In denying the college professor's application for a hearing the Court concluded that the non-renewal of his contract did not damage his reputation and obviously the denial of disability benefits did not damage a person's reputation and thus no hearing was required. But here we are faced with a wholly different circumstance. This is not the failure to renew. This authority was "revoked." That procedure clearly impacts the Petitioner's reputation and honor since the clear implication of a revocation is that the effected party did something wrong.
In the real world there is some prestige associated with being an IHO. It is an impressive title, a source of pride to his friends and family. When it is taken away, he is subjected to some public humiliation and thus the revocation of this certification falls clearly within the concepts Board of Regents of State College and it is this constitutional requirement that is the basis for all of the hearings that are regularly provided in our law and regularly recognized by the Appellate Division (Wrona v. Donovan 451 N.Y.2d 128, Honey Dippers Septic Tank Services, Inc. v. Landi, 198 A.D.2d 402).
Respondent cites language in Board of Regents of State Colleges "This same conclusion (that Petitioner is not entitled to a hearing) applies to the discharge of a public employee whose position is terminable at the will of the employer when there is no public disclosure for the reasons for the discharge." But Petitioner is not a terminable employee "at will" and the reference to public disclosure must apply to situations where licences are not renewed or as in Board of Regents of State Colleges where tenure is not granted. Here, in support of the revocation there is a long public record of Petitioner's alleged shortcomings. As Petitioner acknowledges the Supreme Court have regularly recognized that where revocation affects the opportunity to earn a living, a hearing is required Schawar v. Board of Bar Examiners 353 U.S. 232 (1957) Dippers Septic Tank Ser v. Landi 198 A.D.2d 402 (2nd Dept. 1993). Admittedly, Petitioner may pursue other opportunities within the legal profession but the reality is that the existence of a record of his alleged wrongdoing when he served as a Hearing Officer would have a significant impact on his future employment opportunities. It is for that reason he is entitled to a hearing to challenge the accuracy of that record.
Respondent also cites Cafeteria and Restaurant Worker's, Union v. McElroy 367 U.S. 886 (1961) where a cook's security pass was revoked without a hearing. That case however, confirms the basic point that where government provides some authority or some license which is more substantial than "at will" employment as was involved in that case, revocation can only take place by following various procedures which include some opportunity for the effected party to challenge the accuracy at some form at a hearing.

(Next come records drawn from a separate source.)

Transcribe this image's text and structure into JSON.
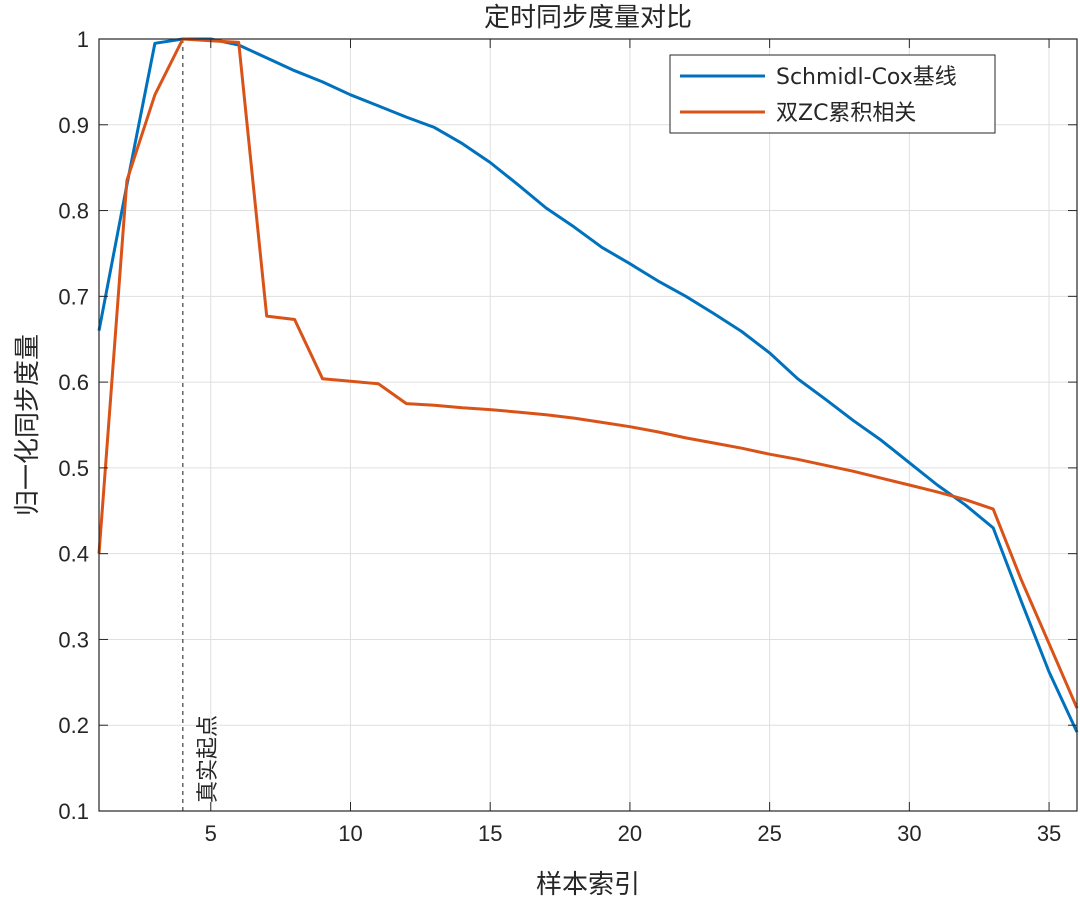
{
  "chart_data": {
    "type": "line",
    "title": "定时同步度量对比",
    "xlabel": "样本索引",
    "ylabel": "归一化同步度量",
    "xlim": [
      1,
      36
    ],
    "ylim": [
      0.1,
      1
    ],
    "xticks": [
      5,
      10,
      15,
      20,
      25,
      30,
      35
    ],
    "yticks": [
      0.1,
      0.2,
      0.3,
      0.4,
      0.5,
      0.6,
      0.7,
      0.8,
      0.9,
      1
    ],
    "ytick_labels": [
      "0.1",
      "0.2",
      "0.3",
      "0.4",
      "0.5",
      "0.6",
      "0.7",
      "0.8",
      "0.9",
      "1"
    ],
    "grid": true,
    "legend_position": "top-right",
    "series": [
      {
        "name": "Schmidl-Cox基线",
        "color": "#0072BD",
        "x": [
          1,
          2,
          3,
          4,
          5,
          6,
          7,
          8,
          9,
          10,
          11,
          12,
          13,
          14,
          15,
          16,
          17,
          18,
          19,
          20,
          21,
          22,
          23,
          24,
          25,
          26,
          27,
          28,
          29,
          30,
          31,
          32,
          33,
          34,
          35,
          36
        ],
        "y": [
          0.66,
          0.83,
          0.995,
          1.0,
          1.0,
          0.993,
          0.978,
          0.963,
          0.95,
          0.935,
          0.922,
          0.909,
          0.897,
          0.878,
          0.856,
          0.83,
          0.803,
          0.781,
          0.757,
          0.738,
          0.718,
          0.7,
          0.68,
          0.659,
          0.634,
          0.604,
          0.58,
          0.555,
          0.532,
          0.506,
          0.48,
          0.457,
          0.43,
          0.345,
          0.262,
          0.192
        ]
      },
      {
        "name": "双ZC累积相关",
        "color": "#D95319",
        "x": [
          1,
          2,
          3,
          4,
          5,
          6,
          7,
          8,
          9,
          10,
          11,
          12,
          13,
          14,
          15,
          16,
          17,
          18,
          19,
          20,
          21,
          22,
          23,
          24,
          25,
          26,
          27,
          28,
          29,
          30,
          31,
          32,
          33,
          34,
          35,
          36
        ],
        "y": [
          0.4,
          0.835,
          0.935,
          1.0,
          0.998,
          0.996,
          0.677,
          0.673,
          0.604,
          0.601,
          0.598,
          0.575,
          0.573,
          0.57,
          0.568,
          0.565,
          0.562,
          0.558,
          0.553,
          0.548,
          0.542,
          0.535,
          0.529,
          0.523,
          0.516,
          0.51,
          0.503,
          0.496,
          0.488,
          0.48,
          0.472,
          0.463,
          0.452,
          0.37,
          0.295,
          0.22
        ]
      }
    ],
    "annotations": [
      {
        "type": "vline",
        "x": 4,
        "style": "dashed",
        "label": "真实起点"
      }
    ]
  }
}
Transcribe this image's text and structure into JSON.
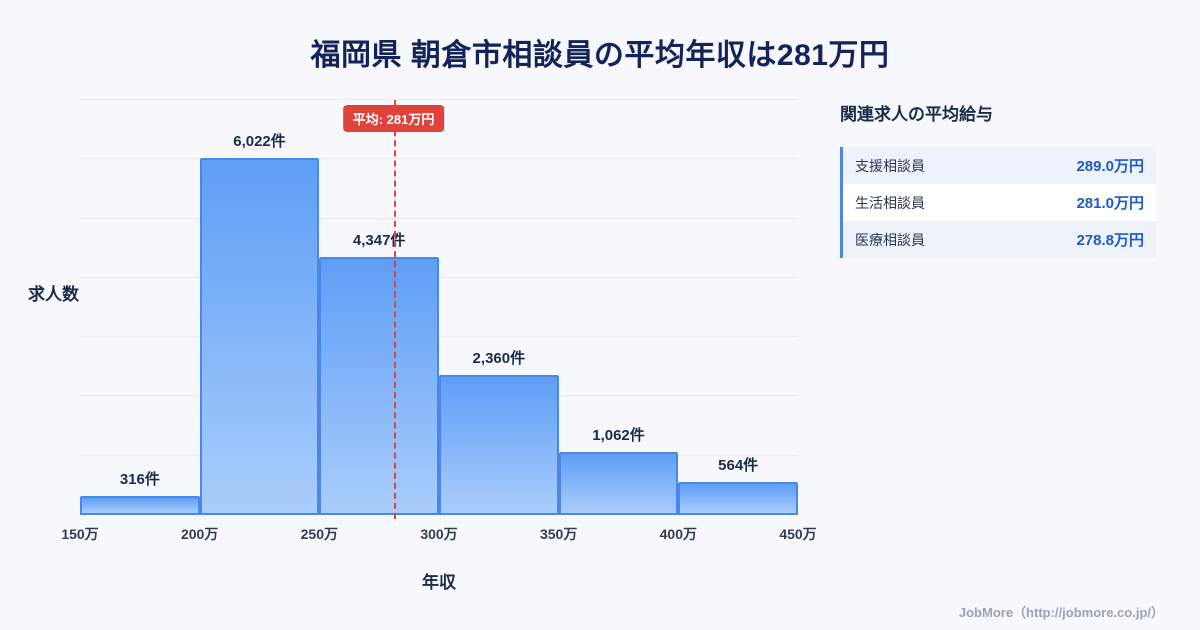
{
  "page": {
    "title": "福岡県 朝倉市相談員の平均年収は281万円",
    "footer": "JobMore（http://jobmore.co.jp/）"
  },
  "chart_data": {
    "type": "bar",
    "title": "福岡県 朝倉市相談員の平均年収は281万円",
    "xlabel": "年収",
    "ylabel": "求人数",
    "x_ticks": [
      "150万",
      "200万",
      "250万",
      "300万",
      "350万",
      "400万",
      "450万"
    ],
    "bin_edges": [
      150,
      200,
      250,
      300,
      350,
      400,
      450
    ],
    "values": [
      316,
      6022,
      4347,
      2360,
      1062,
      564
    ],
    "bar_labels": [
      "316件",
      "6,022件",
      "4,347件",
      "2,360件",
      "1,062件",
      "564件"
    ],
    "ylim": [
      0,
      7000
    ],
    "grid_step": 1000,
    "grid": true,
    "legend": "none",
    "average": {
      "value": 281,
      "label": "平均: 281万円",
      "color": "#e0433b"
    },
    "bar_color_top": "#5e9ef6",
    "bar_color_bottom": "#a9cdfb",
    "bar_border": "#4b87e8"
  },
  "related": {
    "heading": "関連求人の平均給与",
    "rows": [
      {
        "name": "支援相談員",
        "value": "289.0万円"
      },
      {
        "name": "生活相談員",
        "value": "281.0万円"
      },
      {
        "name": "医療相談員",
        "value": "278.8万円"
      }
    ]
  }
}
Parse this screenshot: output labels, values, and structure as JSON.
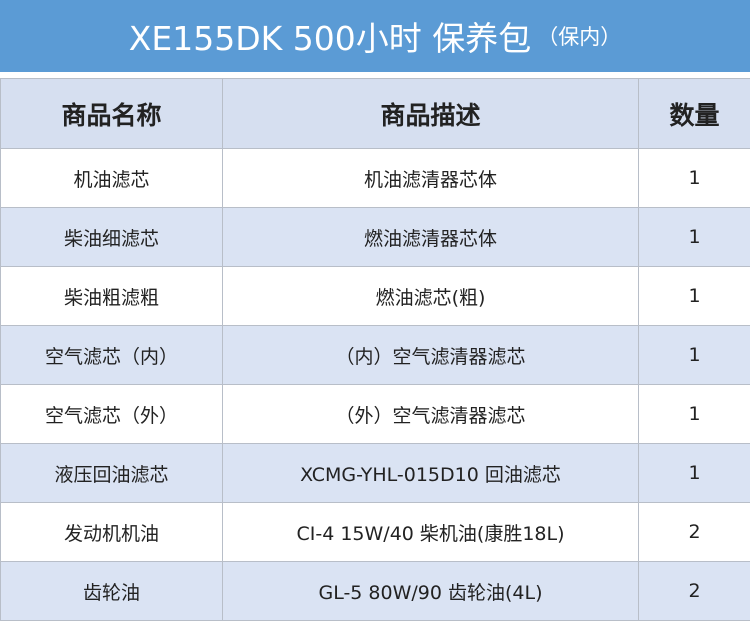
{
  "title": {
    "main": "XE155DK 500小时 保养包",
    "note": "（保内）"
  },
  "table": {
    "header": [
      "商品名称",
      "商品描述",
      "数量"
    ],
    "rows": [
      [
        "机油滤芯",
        "机油滤清器芯体",
        1
      ],
      [
        "柴油细滤芯",
        "燃油滤清器芯体",
        1
      ],
      [
        "柴油粗滤粗",
        "燃油滤芯(粗)",
        1
      ],
      [
        "空气滤芯（内）",
        "（内）空气滤清器滤芯",
        1
      ],
      [
        "空气滤芯（外）",
        "（外）空气滤清器滤芯",
        1
      ],
      [
        "液压回油滤芯",
        "XCMG-YHL-015D10 回油滤芯",
        1
      ],
      [
        "发动机机油",
        "CI-4 15W/40 柴机油(康胜18L)",
        2
      ],
      [
        "齿轮油",
        "GL-5 80W/90 齿轮油(4L)",
        2
      ]
    ]
  }
}
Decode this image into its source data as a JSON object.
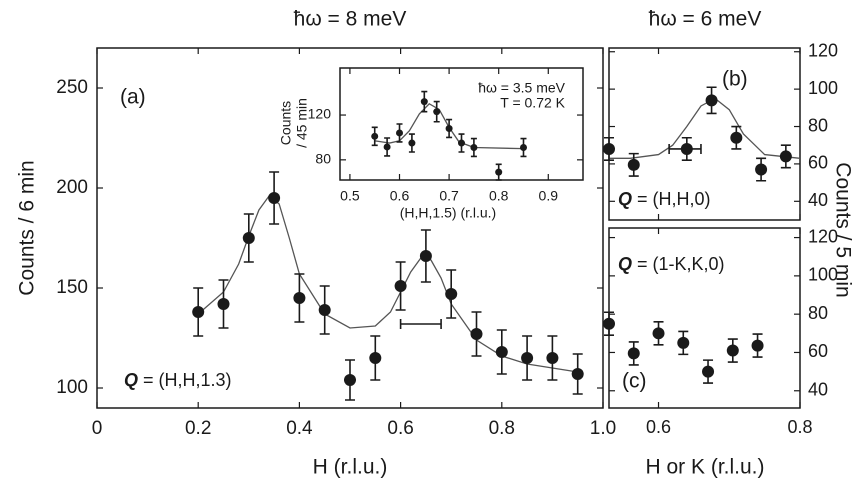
{
  "chart_data": [
    {
      "type": "scatter",
      "title": "ħω = 8 meV",
      "x_label": "H (r.l.u.)",
      "y_label": "Counts / 6 min",
      "label": "(a)",
      "annotation": {
        "symbol": "Q",
        "text": " = (H,H,1.3)"
      },
      "xlim": [
        0,
        1
      ],
      "ylim": [
        90,
        270
      ],
      "xticks": [
        0,
        0.2,
        0.4,
        0.6,
        0.8,
        {
          "value": 1,
          "label": "1.0"
        }
      ],
      "yticks": [
        100,
        150,
        200,
        250
      ],
      "color": "#1a1a1a",
      "points": {
        "x": [
          0.2,
          0.25,
          0.3,
          0.35,
          0.4,
          0.45,
          0.5,
          0.55,
          0.6,
          0.65,
          0.7,
          0.75,
          0.8,
          0.85,
          0.9,
          0.95
        ],
        "values": [
          138,
          142,
          175,
          195,
          145,
          139,
          104,
          115,
          151,
          166,
          147,
          127,
          118,
          115,
          115,
          107
        ],
        "errors": [
          12,
          12,
          12,
          13,
          12,
          12,
          10,
          11,
          12,
          13,
          12,
          11,
          11,
          11,
          11,
          10
        ]
      },
      "fit": {
        "x": [
          0.2,
          0.25,
          0.28,
          0.3,
          0.32,
          0.34,
          0.36,
          0.38,
          0.4,
          0.45,
          0.5,
          0.55,
          0.58,
          0.6,
          0.62,
          0.64,
          0.66,
          0.68,
          0.7,
          0.75,
          0.8,
          0.85,
          0.9,
          0.95
        ],
        "values": [
          137,
          148,
          162,
          176,
          189,
          196,
          192,
          175,
          157,
          137,
          130,
          131,
          138,
          148,
          158,
          165,
          164,
          155,
          142,
          124,
          116,
          112,
          110,
          108
        ]
      },
      "resolution": {
        "x": [
          0.6,
          0.68
        ],
        "y": 132
      }
    },
    {
      "type": "scatter",
      "x_label": "(H,H,1.5) (r.l.u.)",
      "y_label": [
        "Counts",
        "/ 45 min"
      ],
      "annotation_lines": [
        "ħω = 3.5 meV",
        "T = 0.72 K"
      ],
      "xlim": [
        0.48,
        0.97
      ],
      "ylim": [
        62,
        162
      ],
      "xticks": [
        0.5,
        0.6,
        0.7,
        0.8,
        0.9
      ],
      "yticks": [
        80,
        120
      ],
      "color": "#1a1a1a",
      "points": {
        "x": [
          0.55,
          0.575,
          0.6,
          0.625,
          0.65,
          0.675,
          0.7,
          0.725,
          0.75,
          0.8,
          0.85
        ],
        "values": [
          101,
          91.5,
          104,
          95,
          132,
          123,
          108,
          95,
          91,
          69,
          91
        ],
        "errors": [
          8,
          8,
          8,
          8,
          9,
          9,
          8,
          8,
          8,
          7,
          8
        ]
      },
      "fit": {
        "x": [
          0.55,
          0.58,
          0.6,
          0.62,
          0.64,
          0.66,
          0.68,
          0.7,
          0.72,
          0.75,
          0.85
        ],
        "values": [
          97,
          95,
          97,
          106,
          121,
          130,
          125,
          109,
          96,
          91,
          90
        ]
      }
    },
    {
      "type": "scatter",
      "title": "ħω = 6 meV",
      "y_label": "Counts / 5 min",
      "label": "(b)",
      "annotation": {
        "symbol": "Q",
        "text": " = (H,H,0)"
      },
      "yaxis": "right",
      "xlim": [
        0.53,
        0.8
      ],
      "ylim": [
        30,
        122
      ],
      "yticks": [
        40,
        60,
        80,
        100,
        120
      ],
      "color": "#1a1a1a",
      "points": {
        "x": [
          0.53,
          0.565,
          0.64,
          0.675,
          0.71,
          0.745,
          0.78
        ],
        "values": [
          68,
          59.5,
          68,
          94,
          74,
          57,
          64
        ],
        "errors": [
          6,
          6,
          6,
          7,
          6,
          6,
          6
        ]
      },
      "fit": {
        "x": [
          0.53,
          0.56,
          0.6,
          0.62,
          0.64,
          0.66,
          0.68,
          0.7,
          0.72,
          0.75,
          0.8
        ],
        "values": [
          63,
          63,
          65,
          70,
          80,
          91,
          95,
          89,
          76,
          65,
          63
        ]
      },
      "resolution": {
        "x": [
          0.615,
          0.66
        ],
        "y": 68
      }
    },
    {
      "type": "scatter",
      "x_label": "H or K (r.l.u.)",
      "label": "(c)",
      "annotation": {
        "symbol": "Q",
        "text": " = (1-K,K,0)"
      },
      "yaxis": "right",
      "xlim": [
        0.53,
        0.8
      ],
      "ylim": [
        31,
        125
      ],
      "xticks": [
        0.6,
        0.8
      ],
      "yticks": [
        40,
        60,
        80,
        100,
        120
      ],
      "color": "#1a1a1a",
      "points": {
        "x": [
          0.53,
          0.565,
          0.6,
          0.635,
          0.67,
          0.705,
          0.74
        ],
        "values": [
          75,
          59.5,
          70,
          65,
          50,
          61,
          63.6
        ],
        "errors": [
          6,
          6,
          6,
          6,
          6,
          6,
          6
        ]
      }
    }
  ]
}
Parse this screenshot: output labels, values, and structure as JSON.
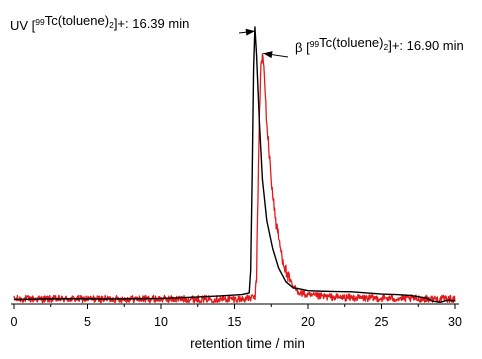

I do not suggest in this decision that any particular form of hearing be held, what procedure's to be applied or before whom the hearing is to be held. That is the Commissioner's responsibility. But the law is clear that the Petitioner is entitled to some forum where he can be heard on the validity of the charges.
This Court is not unmindful in the sensitive nature of the Petitioner's work, i.e., determination about the education of handicapped children. For this reason it would be inappropriate for this Court to order immediate reinstatement, but in view of the clear Constitutional mandate and the regularity which our Appellate Courts have required hearings where license are revoked before their expiration, there is no alternative but to find that this revocation was arbitrary and capricious and, therefore, grant the Petitioner's application. Rather than ordering immediate reinstatement, I order that the Commissioner conducts a hearing within 60 days from the date of this decision or within such time as that date may be extended on application to this Court and upon failure to conduct some form of hearing within 60 days or within such time when as may be extended by this Court, Petitioner's application is granted in full and reinstatement is ordered.